Bagi banyak dari kita yang berbisnis di negara-negara berkembang yang kebutuhan masyarakatnya lebih besar, kita memiliki peluang yang tak tertandingi untuk memberikan dampak besar terhadap lingkungan, dan melalui pengelolaan, memberikan makna yang lebih mendalam pada bisnis.

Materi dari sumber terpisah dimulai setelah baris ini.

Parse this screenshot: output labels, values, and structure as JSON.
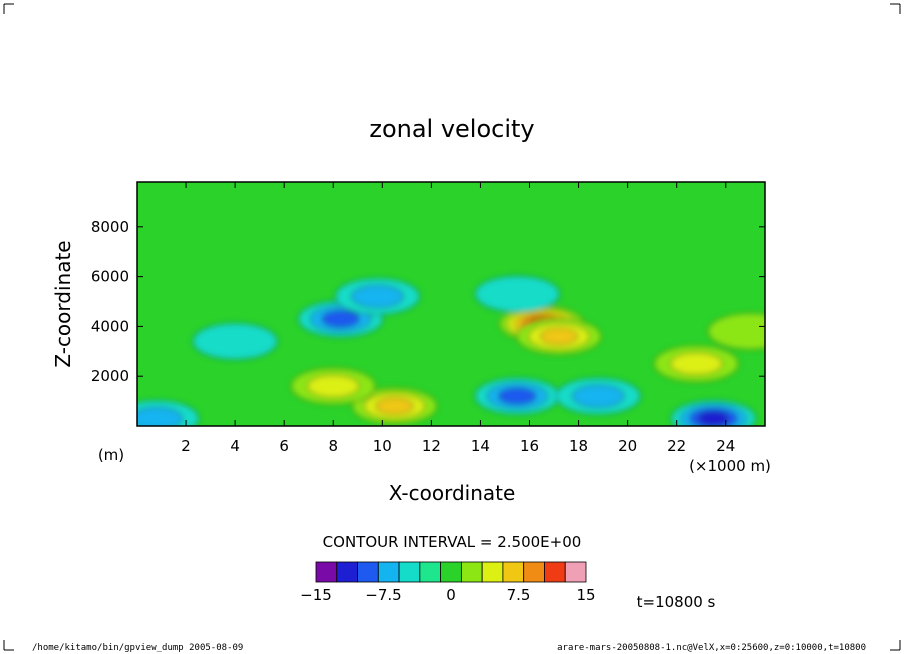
{
  "chart_data": {
    "type": "heatmap",
    "title": "zonal velocity",
    "xlabel": "X-coordinate",
    "ylabel": "Z-coordinate",
    "x_units": "(×1000 m)",
    "y_units": "(m)",
    "xlim": [
      0,
      25.6
    ],
    "ylim": [
      0,
      9800
    ],
    "x_ticks": [
      2,
      4,
      6,
      8,
      10,
      12,
      14,
      16,
      18,
      20,
      22,
      24
    ],
    "y_ticks": [
      2000,
      4000,
      6000,
      8000
    ],
    "contour_interval_text": "CONTOUR INTERVAL = 2.500E+00",
    "colorbar": {
      "levels": [
        -15,
        -12.5,
        -10,
        -7.5,
        -5,
        -2.5,
        0,
        2.5,
        5,
        7.5,
        10,
        12.5,
        15
      ],
      "labels": [
        "−15",
        "−7.5",
        "0",
        "7.5",
        "15"
      ],
      "label_values": [
        -15,
        -7.5,
        0,
        7.5,
        15
      ],
      "colors": [
        "#7a0aa8",
        "#1e1ed2",
        "#1e5af0",
        "#14b4f0",
        "#14dcc8",
        "#1ee68c",
        "#2ad22a",
        "#8ce614",
        "#dcf014",
        "#f0c814",
        "#f08c14",
        "#f03c14",
        "#f0a0b4"
      ]
    },
    "time_text": "t=10800 s",
    "features": [
      {
        "x": 16.5,
        "z": 4100,
        "value": 13.8
      },
      {
        "x": 17.2,
        "z": 3600,
        "value": 8.5
      },
      {
        "x": 10.5,
        "z": 800,
        "value": 9.0
      },
      {
        "x": 8.0,
        "z": 1600,
        "value": 5.5
      },
      {
        "x": 8.3,
        "z": 4300,
        "value": -9.5
      },
      {
        "x": 9.8,
        "z": 5200,
        "value": -7.0
      },
      {
        "x": 4.0,
        "z": 3400,
        "value": -4.0
      },
      {
        "x": 15.5,
        "z": 5300,
        "value": -3.5
      },
      {
        "x": 15.5,
        "z": 1200,
        "value": -8.0
      },
      {
        "x": 18.8,
        "z": 1200,
        "value": -7.0
      },
      {
        "x": 23.5,
        "z": 300,
        "value": -11.0
      },
      {
        "x": 0.8,
        "z": 300,
        "value": -7.0
      },
      {
        "x": 22.8,
        "z": 2500,
        "value": 6.5
      },
      {
        "x": 24.0,
        "z": 7600,
        "value": -1.5
      },
      {
        "x": 25.0,
        "z": 3800,
        "value": 4.0
      }
    ]
  },
  "footer": {
    "left": "/home/kitamo/bin/gpview_dump  2005-08-09",
    "right": "arare-mars-20050808-1.nc@VelX,x=0:25600,z=0:10000,t=10800"
  }
}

Paul Laudicina memberikan inspirasi yang baik bagi kita ketika ia menulis: “Masyarakat dan dunia usaha harus beralih dari sebuah sistem di mana orang-orang berbuat baik dengan berbuat baik – yaitu, hanya memberi manfaat bagi orang lain dan planet ini sebagai produk sampingan dari fokus pada keuntungan pribadi – menjadi sistem yang lebih baik. sistem di mana seseorang berbuat baik dengan berbuat baik – ketika memberikan kepemimpinan dan pelayanan sejati adalah prioritas utama dan keuntungan finansial serta pengayaan pribadi hanyalah produk sampingannya.” – Rappler.com
John Riady adalah salah satu ketua pertemuan Forum Ekonomi Dunia Asia Timur. Seorang pengacara, profesor dan pengusaha asal Indonesia, saat ini menjabat sebagai direktur eksekutif Grup Lippo; Guru Besar Hukum Universitas Pelita Harapan; editor umum Jakarta Globe, surat kabar berbahasa Inggris Indonesia; dan direktur Berita Satu Media Holdings, konglomerat media Indonesia yang terdiversifikasi.